販売員だって恋します
「絋、なくしたくないやりたくない、では通じない。お前もある程度、覚悟を決めなさい。とにかく、今週は時間をあげよう。沢木くんともよく話して考えて結論を出しなさい。」

「分かりました。」
「大藤さん、いろいろとご迷惑をかけて、申し訳ない。」
ベッドの上から、楠田が頭を下げる。

「いいえ。何かお役に立てることがあれば、お申し付け下さい。」

「由佳……」
「はい。」
「いい人を見つけたね。」
「ありがとうございます。」

会話を交わした時間は少しだけだけれど、大藤の思いや気持ち、覚悟も含めて伝わったのだろうと思う。

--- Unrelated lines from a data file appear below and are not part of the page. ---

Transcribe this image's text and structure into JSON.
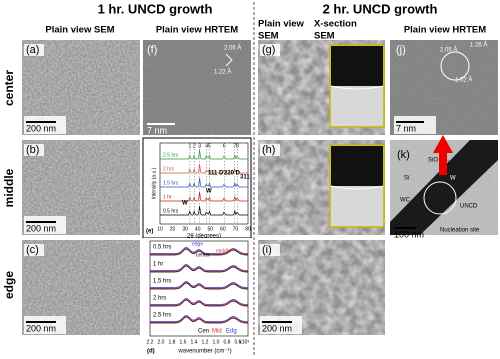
{
  "header": {
    "group_1hr": "1 hr. UNCD growth",
    "group_2hr": "2 hr. UNCD growth"
  },
  "columns": {
    "sem_1hr": "Plain view SEM",
    "hrtem_1hr": "Plain view HRTEM",
    "sem_2hr": [
      "Plain view",
      "SEM"
    ],
    "xsem_2hr": [
      "X-section",
      "SEM"
    ],
    "hrtem_2hr": "Plain view HRTEM"
  },
  "rows": [
    "center",
    "middle",
    "edge"
  ],
  "panels": {
    "a": {
      "label": "(a)",
      "scale": "200 nm"
    },
    "b": {
      "label": "(b)",
      "scale": "200 nm"
    },
    "c": {
      "label": "(c)",
      "scale": "200 nm"
    },
    "f": {
      "label": "(f)",
      "spacings": [
        "2.06 Å",
        "1.22 Å"
      ],
      "scale": "7 nm"
    },
    "g": {
      "label": "(g)"
    },
    "h": {
      "label": "(h)"
    },
    "i": {
      "label": "(i)",
      "scale": "200 nm"
    },
    "j": {
      "label": "(j)",
      "spacings": [
        "2.05 Å",
        "1.26 Å",
        "1.02 Å"
      ],
      "scale": "7 nm"
    },
    "k": {
      "label": "(k)",
      "annotations": [
        "SiO",
        "2",
        "W",
        "Si",
        "WC",
        "UNCD",
        "Nucleation site"
      ],
      "scale": "100 nm"
    },
    "e": {
      "label": "(e)",
      "series_labels": [
        "2.5 hrs",
        "2 hrs",
        "1.5 hrs",
        "1 hr",
        "0.5 hrs"
      ],
      "peak_numbers": [
        "1",
        "2",
        "3",
        "4",
        "5",
        "6",
        "7",
        "8"
      ],
      "peak_labels": [
        "W",
        "W",
        "111 D",
        "220 D",
        "311"
      ],
      "y_label": "Intensity (a.u.)",
      "x_label": "2θ (degrees)",
      "x_ticks": [
        "10",
        "20",
        "30",
        "40",
        "50",
        "60",
        "70",
        "80"
      ]
    },
    "d": {
      "label": "(d)",
      "series_labels": [
        "0.5 hrs",
        "1 hr",
        "1.5 hrs",
        "2 hrs",
        "2.5 hrs"
      ],
      "position_labels": [
        "edge",
        "center",
        "middle"
      ],
      "legend": [
        "Cen",
        "Mid",
        "Edg"
      ],
      "x_ticks": [
        "2.2",
        "2.0",
        "1.8",
        "1.6",
        "1.4",
        "1.2",
        "1.0",
        "0.8",
        "0.6"
      ],
      "x_multiplier": "x10³",
      "x_label": "wavenumber (cm⁻¹)"
    }
  }
}
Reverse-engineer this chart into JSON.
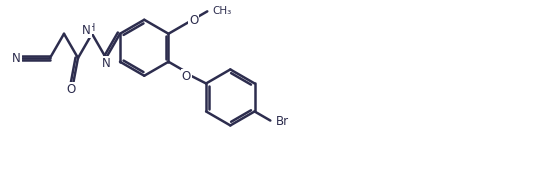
{
  "background_color": "#ffffff",
  "line_color": "#2d2d4e",
  "line_width": 1.8,
  "font_size": 8.5,
  "figsize": [
    5.37,
    1.7
  ],
  "dpi": 100,
  "xlim": [
    0,
    53.7
  ],
  "ylim": [
    0,
    17.0
  ]
}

大藤は初めて楠田の前に立ったが、楠田のことを不思議な人だと思った。

老舗を背負って立つような人なのだし、由佳から聞いていた話もある。
もっと押しが強い人なのかと思ったのだ。

けれど実際の楠田はたおやかなようでいて、凛としている。
柔らかそうでいて揺るぎなく、とても強い信念を持っているのだろうと思わせた。

確かに得がたい人物だ。

それにひどく惹き付けられる魅力のある人だった。
なるほど絋と由佳の親なのだな、と納得出来る。